Ratings for Doctor Who, the iconic British Broadcasting Corporation (BBC) sci-fi show that has been running since 1963, have crashed following the introduction of the first “openly queer” black Doctor, played by Rwandan migrant Ncuti Gatwa.
Ratings have plummeted by around 50 percent since Gatwa’s debut episode and are near the all-time low viewing figures set in 2022. The BBC, funded by a television license fee all Britons are compelled to pay if they watch live programming — even if none of it is BBC content — insists this does not account for viewers who watch on streaming services. However, the new series has already thrown away much public goodwill, with Gatwa having told viewers unhappy with the show’s woke direction: “Don’t watch. Turn off the TV. Go and touch grass, please, for God’s sake.”
Showrunner Russel T. Davies, a gay man, has declared it is his “job to open doors and let the next people through and to let trans and queer stories through,” setting the tone for the direction of the publicly-funded series.

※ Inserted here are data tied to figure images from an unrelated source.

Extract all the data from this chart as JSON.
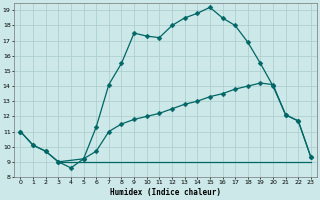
{
  "bg_color": "#cce8e8",
  "grid_color": "#aacccc",
  "line_color": "#006666",
  "xlabel": "Humidex (Indice chaleur)",
  "ylim": [
    8,
    19.5
  ],
  "xlim": [
    -0.5,
    23.5
  ],
  "yticks": [
    8,
    9,
    10,
    11,
    12,
    13,
    14,
    15,
    16,
    17,
    18,
    19
  ],
  "xticks": [
    0,
    1,
    2,
    3,
    4,
    5,
    6,
    7,
    8,
    9,
    10,
    11,
    12,
    13,
    14,
    15,
    16,
    17,
    18,
    19,
    20,
    21,
    22,
    23
  ],
  "line1_x": [
    0,
    1,
    2,
    3,
    4,
    5,
    6,
    7,
    8,
    9,
    10,
    11,
    12,
    13,
    14,
    15,
    16,
    17,
    18,
    19,
    20,
    21,
    22,
    23
  ],
  "line1_y": [
    11,
    10.1,
    9.7,
    9.0,
    8.6,
    9.2,
    11.3,
    14.1,
    15.5,
    17.5,
    17.3,
    17.2,
    18.0,
    18.5,
    18.8,
    19.2,
    18.5,
    18.0,
    16.9,
    15.5,
    14.0,
    12.1,
    11.7,
    9.3
  ],
  "line2_x": [
    0,
    1,
    2,
    3,
    5,
    6,
    7,
    8,
    9,
    10,
    11,
    12,
    13,
    14,
    15,
    16,
    17,
    18,
    19,
    20,
    21,
    22,
    23
  ],
  "line2_y": [
    11,
    10.1,
    9.7,
    9.0,
    9.2,
    9.7,
    11.0,
    11.5,
    11.8,
    12.0,
    12.2,
    12.5,
    12.8,
    13.0,
    13.3,
    13.5,
    13.8,
    14.0,
    14.2,
    14.1,
    12.1,
    11.7,
    9.3
  ],
  "line3_x": [
    3,
    23
  ],
  "line3_y": [
    9.0,
    9.0
  ],
  "markersize": 2.5,
  "linewidth": 0.9
}
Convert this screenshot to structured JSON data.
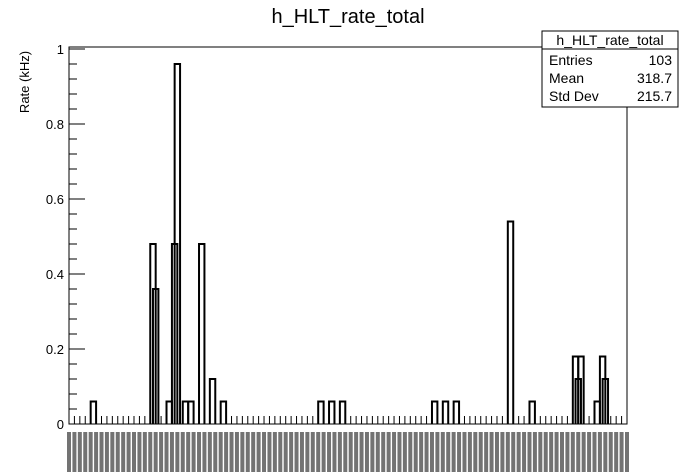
{
  "chart_data": {
    "type": "bar",
    "title": "h_HLT_rate_total",
    "xlabel": "",
    "ylabel": "Rate (kHz)",
    "ylim": [
      0,
      1.0
    ],
    "yticks": [
      0,
      0.2,
      0.4,
      0.6,
      0.8,
      1
    ],
    "ytick_labels": [
      "0",
      "0.2",
      "0.4",
      "0.6",
      "0.8",
      "1"
    ],
    "xrange": [
      0,
      103
    ],
    "grid": false,
    "legend": "none",
    "bins": [
      {
        "bin": 4,
        "value": 0.06
      },
      {
        "bin": 15,
        "value": 0.48
      },
      {
        "bin": 15.5,
        "value": 0.36
      },
      {
        "bin": 18,
        "value": 0.06
      },
      {
        "bin": 19,
        "value": 0.48
      },
      {
        "bin": 19.5,
        "value": 0.96
      },
      {
        "bin": 21,
        "value": 0.06
      },
      {
        "bin": 22,
        "value": 0.06
      },
      {
        "bin": 24,
        "value": 0.48
      },
      {
        "bin": 26,
        "value": 0.12
      },
      {
        "bin": 28,
        "value": 0.06
      },
      {
        "bin": 46,
        "value": 0.06
      },
      {
        "bin": 48,
        "value": 0.06
      },
      {
        "bin": 50,
        "value": 0.06
      },
      {
        "bin": 67,
        "value": 0.06
      },
      {
        "bin": 69,
        "value": 0.06
      },
      {
        "bin": 71,
        "value": 0.06
      },
      {
        "bin": 81,
        "value": 0.54
      },
      {
        "bin": 85,
        "value": 0.06
      },
      {
        "bin": 93,
        "value": 0.18
      },
      {
        "bin": 93.5,
        "value": 0.12
      },
      {
        "bin": 94,
        "value": 0.18
      },
      {
        "bin": 97,
        "value": 0.06
      },
      {
        "bin": 98,
        "value": 0.18
      },
      {
        "bin": 98.5,
        "value": 0.12
      }
    ]
  },
  "stats": {
    "title": "h_HLT_rate_total",
    "rows": [
      {
        "label": "Entries",
        "value": "103"
      },
      {
        "label": "Mean",
        "value": "318.7"
      },
      {
        "label": "Std Dev",
        "value": "215.7"
      }
    ]
  },
  "colors": {
    "background": "#ffffff",
    "line": "#000000"
  }
}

It is not an entirely new direction, however, with Davies having suggested that, in the future, straight people will not exist when he first revived the show in the 2000s. His successor and now predecessor, Steven Moffat, also said they had an agenda to insert ethnic minorities into British and European history during time-traveling stories to promote the narrative the West has always been diverse.
“We’ve kind of got to tell a lie. We’ll go back into history and there will be black people where, historically, there wouldn’t have been, and we won’t dwell on that,” Moffat explained.
“We’ll say, ‘To hell with it, this is the imaginary, better version of the world. By believing in it, we’ll summon it forth,'” he added.